Il titolo, dopo aver guadagnato ieri oltre un punto percentuale, oggi ha portato a casa un rally del 3,18%, fermandosi a 5,19 euro, a ridosso dei top intraday, con quasi 800mila azioni scambiate, contro la media degli ultimi 30 giorni pari a circa 570mila.

Cattolica: Aviva comunica cessione 80% di Aviva Vita a Ubi Banca

Cattolica Assicurazioni oggi è finito sotto la lente di Equita SIM dopo che Aviva ha comunicato la cessione dell’intera partecipazione dell’80% di Aviva Vita, joint venture sulle assicurazioni vita, al partner Ubi Banca, ad un prezzo di 400 milioni di euro.

La cessione, che gli analisti di Equita SIM ritengono si avvicini al valore pro-quota dei fondi propri della società, era attesa nell’ambito dell’acquisizione di Ubi Banca da parte di Intesa SanPaolo, sebbene l’opzione sia stata esercitata in anticipo rispetto alla naturale scadenza dell’accordo al 30 giugno 2021.

Cattolica Assicurazioni sotto la lente di Equita SIM

Cattolica Assicurazioni, altro partner assicurativo di Ubi Banca attraverso Lombarda Vita, vedrà anch’essa terminare la partnership al 30 giugno e la SIM milanese ritiene che le probabilità di rinnovo siano estremamente basse.

Sulla base del SFCR 2019, la quota di competenza dei fondi propri di Lombarda Vita (60%) riferita a Cattolica Assicurazioni è di circa 250 milioni di euro.

Gli analisti ricordano che lo scorso anno Lombarda Vita aveva generato utili per 47 milioni di euro.

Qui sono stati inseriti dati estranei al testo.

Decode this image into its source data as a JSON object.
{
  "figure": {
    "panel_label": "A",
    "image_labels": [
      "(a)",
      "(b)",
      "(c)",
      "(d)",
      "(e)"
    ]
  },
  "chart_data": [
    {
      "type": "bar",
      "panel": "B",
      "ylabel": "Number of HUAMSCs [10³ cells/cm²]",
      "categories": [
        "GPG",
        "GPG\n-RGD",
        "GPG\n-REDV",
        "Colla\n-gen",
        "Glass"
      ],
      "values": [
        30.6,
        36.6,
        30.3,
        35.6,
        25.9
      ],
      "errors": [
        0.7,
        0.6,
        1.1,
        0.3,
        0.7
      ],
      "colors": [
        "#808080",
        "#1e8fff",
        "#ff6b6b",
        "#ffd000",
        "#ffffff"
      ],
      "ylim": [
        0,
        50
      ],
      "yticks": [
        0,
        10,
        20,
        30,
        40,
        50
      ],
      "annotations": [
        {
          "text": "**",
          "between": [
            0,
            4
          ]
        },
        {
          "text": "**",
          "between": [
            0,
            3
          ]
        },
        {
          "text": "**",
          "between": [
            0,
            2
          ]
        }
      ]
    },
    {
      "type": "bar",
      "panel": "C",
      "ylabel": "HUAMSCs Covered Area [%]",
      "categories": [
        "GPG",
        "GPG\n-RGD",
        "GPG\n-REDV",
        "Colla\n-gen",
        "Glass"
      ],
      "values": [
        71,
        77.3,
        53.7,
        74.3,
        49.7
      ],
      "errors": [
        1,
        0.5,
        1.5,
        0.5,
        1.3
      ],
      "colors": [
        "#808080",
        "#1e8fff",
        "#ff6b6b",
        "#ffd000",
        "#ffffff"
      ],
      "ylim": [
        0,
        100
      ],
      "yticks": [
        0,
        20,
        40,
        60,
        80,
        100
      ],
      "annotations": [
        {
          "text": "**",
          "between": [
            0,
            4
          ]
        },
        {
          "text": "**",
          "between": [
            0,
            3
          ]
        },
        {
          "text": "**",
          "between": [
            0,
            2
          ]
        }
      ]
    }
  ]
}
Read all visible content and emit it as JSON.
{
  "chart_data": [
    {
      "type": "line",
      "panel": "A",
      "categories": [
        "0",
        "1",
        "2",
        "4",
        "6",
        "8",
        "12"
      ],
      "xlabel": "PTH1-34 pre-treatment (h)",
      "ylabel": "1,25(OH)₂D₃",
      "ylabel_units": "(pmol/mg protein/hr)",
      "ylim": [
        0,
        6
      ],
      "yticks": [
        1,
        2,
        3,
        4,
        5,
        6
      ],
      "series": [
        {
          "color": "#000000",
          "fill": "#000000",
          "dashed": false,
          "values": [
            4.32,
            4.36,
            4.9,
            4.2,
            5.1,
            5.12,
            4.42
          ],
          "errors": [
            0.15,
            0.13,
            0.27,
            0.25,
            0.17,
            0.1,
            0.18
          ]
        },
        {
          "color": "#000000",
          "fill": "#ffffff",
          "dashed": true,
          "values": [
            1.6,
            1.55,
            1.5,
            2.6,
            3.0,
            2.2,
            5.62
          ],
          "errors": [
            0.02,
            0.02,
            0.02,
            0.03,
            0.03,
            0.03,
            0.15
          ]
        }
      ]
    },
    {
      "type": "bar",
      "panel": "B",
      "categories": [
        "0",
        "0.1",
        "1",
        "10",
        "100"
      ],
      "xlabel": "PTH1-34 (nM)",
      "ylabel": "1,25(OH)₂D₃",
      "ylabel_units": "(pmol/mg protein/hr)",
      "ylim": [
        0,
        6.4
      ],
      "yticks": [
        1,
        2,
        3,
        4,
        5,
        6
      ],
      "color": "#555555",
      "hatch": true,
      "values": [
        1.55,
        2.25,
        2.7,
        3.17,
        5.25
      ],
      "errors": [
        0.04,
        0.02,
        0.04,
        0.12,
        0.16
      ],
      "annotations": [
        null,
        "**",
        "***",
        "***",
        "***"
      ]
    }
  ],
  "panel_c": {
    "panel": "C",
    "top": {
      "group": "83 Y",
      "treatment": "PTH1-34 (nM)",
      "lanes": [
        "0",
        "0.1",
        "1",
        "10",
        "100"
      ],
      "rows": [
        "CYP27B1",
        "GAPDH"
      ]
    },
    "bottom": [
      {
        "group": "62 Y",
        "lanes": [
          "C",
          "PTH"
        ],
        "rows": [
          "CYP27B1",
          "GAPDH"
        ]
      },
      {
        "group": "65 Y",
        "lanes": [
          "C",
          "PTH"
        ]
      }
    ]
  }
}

Non cambia intanto la strategia di Equita SIM che su Cattolica Assicurazioni mantiene una view cauta, con una raccomandazione "hold" e un prezzo obiettivo a 5 euro, già superato dalle attuali quotazioni a Piazza Affari.

Cattolica Assicurazioni: rumor su alcuni dettagli dell'accordo con Generali

Intanto a richiamare l'attenzione su Cattolica Assicurazioni sono state alcune indiscrezioni riportate da Milano Finanza, in merito ad alcuni dettagli dell'accordo con Generali.

Il quotidiano scrive che Cattolica dovrà cedere alla compagnia triestina almeno il 30% dei premi della riassicurazione e dovrà servirsi di Generali Welion per la liquidazione di tutti i sinistri infortuni e malattia entro il 2022.

Jeniot invece, la società del gruppo di Trieste specializzata allo sviluppo di servizi innovativi, diventerà l'unico fornitore di servizi telematici di Verona nel giro di poco più di tre anni, entro dicembre 2023.